Impaired lesion regression in diabetic mice is due to increased monocyte recruitment. (A) Ldlr^−/− mice were fed a HCD for 16wks to develop atherosclerotic lesions. Aortic transplantation model overview: All donor Ldlr^−/− mice were injected with EdU (1 mg, i.v) to label newly formed monocytes. 48 hrs post-injection, aortas were dissected from these mice and either processed for baseline measurement of EdU⁺ cells or transplanted into chow fed Akita mice ± SGLT2i. 48hrs prior to termination, mice were injected with green fluorescent microspheres to determine monocyte entry. (B) Monocyte entry determined by fluorescent beads. (C-D) Monocyte egress: (C) Representative images showing EdU stain (red) in the aortic arch sections of donor mice (baseline) and grafts from Akita and Akita+SGLT2i. (D) Quantification of monocyte egress as represented by the number of EdU⁺ cells per section. *P<0.05 vs. baseline, n=5/group. (E) Diet induced regression model overview: Ldlr^−/− mice fed with a HCD for 16 wks were divided into 3 groups; regression (reg), reg+STZ and reg+STZ+SGLT2i and placed on chow diet.
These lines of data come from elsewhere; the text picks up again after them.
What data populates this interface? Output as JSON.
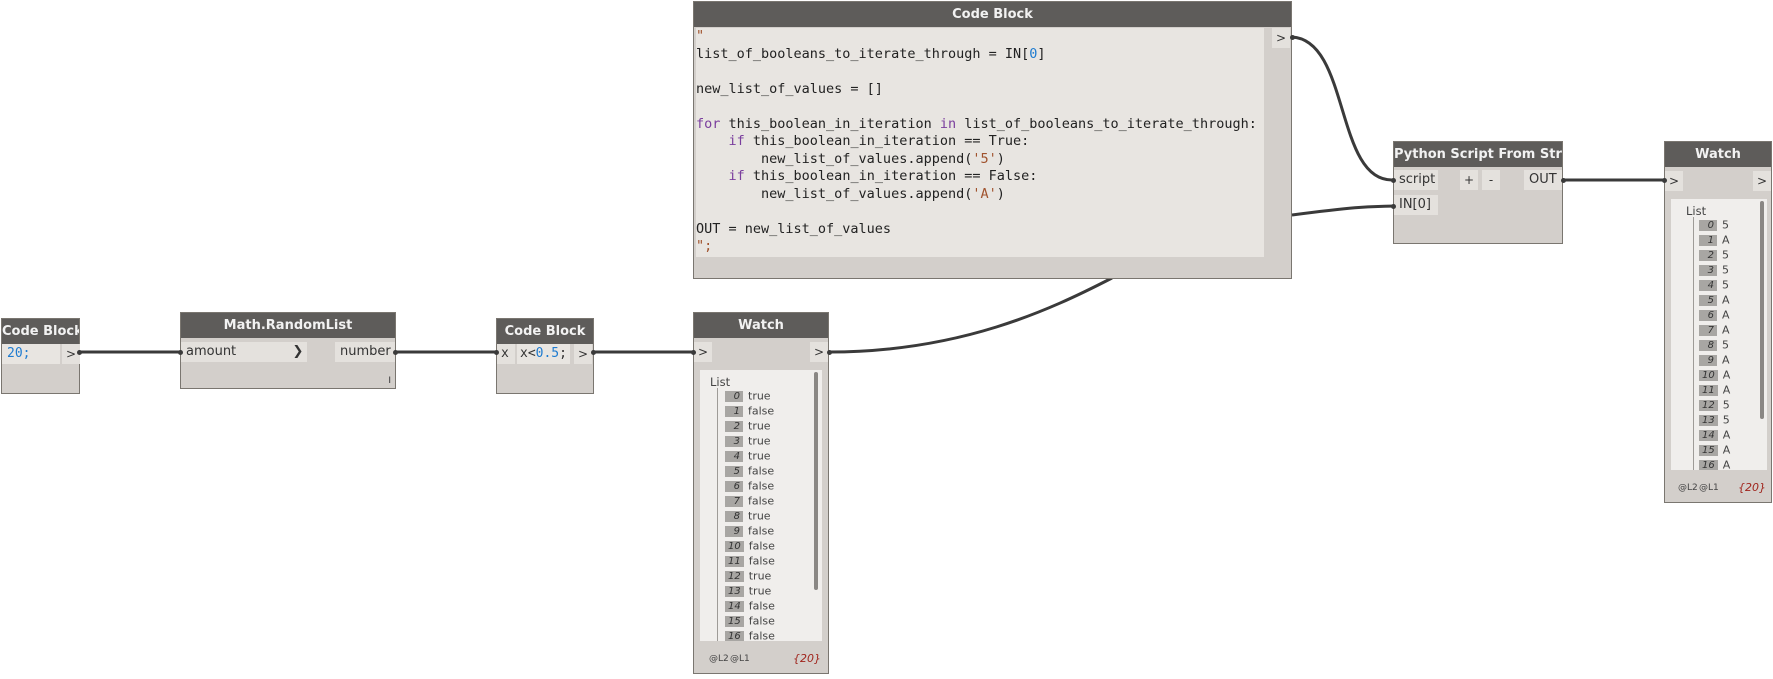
{
  "nodes": {
    "code_block_20": {
      "title": "Code Block",
      "code": "20;",
      "output_arrow": ">"
    },
    "random_list": {
      "title": "Math.RandomList",
      "input": "amount",
      "output": "number",
      "lacing": "I"
    },
    "code_block_cmp": {
      "title": "Code Block",
      "input": "x",
      "code": "x<0.5;",
      "output_arrow": ">"
    },
    "watch_1": {
      "title": "Watch",
      "input_arrow": ">",
      "output_arrow": ">",
      "list_title": "List",
      "items": [
        {
          "i": "0",
          "v": "true"
        },
        {
          "i": "1",
          "v": "false"
        },
        {
          "i": "2",
          "v": "true"
        },
        {
          "i": "3",
          "v": "true"
        },
        {
          "i": "4",
          "v": "true"
        },
        {
          "i": "5",
          "v": "false"
        },
        {
          "i": "6",
          "v": "false"
        },
        {
          "i": "7",
          "v": "false"
        },
        {
          "i": "8",
          "v": "true"
        },
        {
          "i": "9",
          "v": "false"
        },
        {
          "i": "10",
          "v": "false"
        },
        {
          "i": "11",
          "v": "false"
        },
        {
          "i": "12",
          "v": "true"
        },
        {
          "i": "13",
          "v": "true"
        },
        {
          "i": "14",
          "v": "false"
        },
        {
          "i": "15",
          "v": "false"
        },
        {
          "i": "16",
          "v": "false"
        }
      ],
      "level_l2": "@L2",
      "level_l1": "@L1",
      "count": "{20}"
    },
    "code_block_python": {
      "title": "Code Block",
      "output_arrow": ">",
      "lines": [
        "\"",
        "list_of_booleans_to_iterate_through = IN[0]",
        "",
        "new_list_of_values = []",
        "",
        "for this_boolean_in_iteration in list_of_booleans_to_iterate_through:",
        "    if this_boolean_in_iteration == True:",
        "        new_list_of_values.append('5')",
        "    if this_boolean_in_iteration == False:",
        "        new_list_of_values.append('A')",
        "",
        "OUT = new_list_of_values",
        "\";"
      ]
    },
    "python_from_string": {
      "title": "Python Script From String",
      "input_script": "script",
      "input_in0": "IN[0]",
      "add_btn": "+",
      "remove_btn": "-",
      "output": "OUT"
    },
    "watch_2": {
      "title": "Watch",
      "input_arrow": ">",
      "output_arrow": ">",
      "list_title": "List",
      "items": [
        {
          "i": "0",
          "v": "5"
        },
        {
          "i": "1",
          "v": "A"
        },
        {
          "i": "2",
          "v": "5"
        },
        {
          "i": "3",
          "v": "5"
        },
        {
          "i": "4",
          "v": "5"
        },
        {
          "i": "5",
          "v": "A"
        },
        {
          "i": "6",
          "v": "A"
        },
        {
          "i": "7",
          "v": "A"
        },
        {
          "i": "8",
          "v": "5"
        },
        {
          "i": "9",
          "v": "A"
        },
        {
          "i": "10",
          "v": "A"
        },
        {
          "i": "11",
          "v": "A"
        },
        {
          "i": "12",
          "v": "5"
        },
        {
          "i": "13",
          "v": "5"
        },
        {
          "i": "14",
          "v": "A"
        },
        {
          "i": "15",
          "v": "A"
        },
        {
          "i": "16",
          "v": "A"
        }
      ],
      "level_l2": "@L2",
      "level_l1": "@L1",
      "count": "{20}"
    }
  },
  "colors": {
    "header": "#5e5c5a",
    "node_body": "#d3cfcb",
    "wire": "#3a3a3a",
    "keyword": "#7a3e9d",
    "number": "#1e7bd0",
    "string": "#a0522d"
  }
}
At the end of 4 weeks, all mice were injected (i.v) with clodronate liposomes (CLO, 250μl) to deplete the circulating monocytes. 48 hrs later they were injected with green fluorescent microspheres. 4 days later, a portion for mice from each group were sacrificed to determine the baseline measurement of beads in the atheroma and to assess Ly6-C^hi monocyte entry. A second group of mice was assessed 14 days later (6 weeks of regression) for quantification of labeled macrophages remaining in plaques. 48 hrs prior to sacrificing the final group of mice they were injected with EdU to also assess Ly6-C^hi monocyte entry. (F) Ly6-C^hi monocyte entry as determined by EdU⁺ cells in the lesion. (G) Ly6-C^hi monocyte entry and monocyte/macrophage retention in the lesion as assessed by number of beads/section. (H) Percentage of monocyte/macrophage egress compared to baseline. *P<0.05 vs. all groups, ^P<0.05 final vs. baseline, n=6/group. All values are means ± SEM.

Figure 7

S100A8/A9 correlates with leukocytes in T1DM patients with CAD and stimulates myelopoiesis in human CD34+ progenitor cells. (A) Leukocyte and S100A8/A9 levels in T1DM patients with and without CAD. (B-C) Regression analysis: (B) S100A8/A9 vs. WBCs and (C) S100A8/A9 vs. neutrophils. n=49. (D) Proliferation of CD34⁺ progenitor cells to increasing doses of S100A8/A9 was measured by EdU incorporation. (E) Production of CD14⁺ monocytes from CD34⁺ progenitor cells to increasing doses of S100A8/A9. D, E, n=4 independent experiments, data are means ± SEM, *P<0.05 vs. control. (F) Schematic overview: In response to hyperglycemia, (1) neutrophils produce S100A8/A9, which is (2) sensed by RAGE on BM CMPs and macrophages to signal via NF-κB to induce M-CSF, GM-CSF production. M-CSF and GM-CSF in turn acts in an autocrine/paracrine fashion to stimulate CMP and GMP proliferation, producing monocytes and neutrophils. (3) Ly6-C^hi monocytes in the circulation become activated, adhere to the endothelium and readily enter lesions leading to increased lesional macrophages.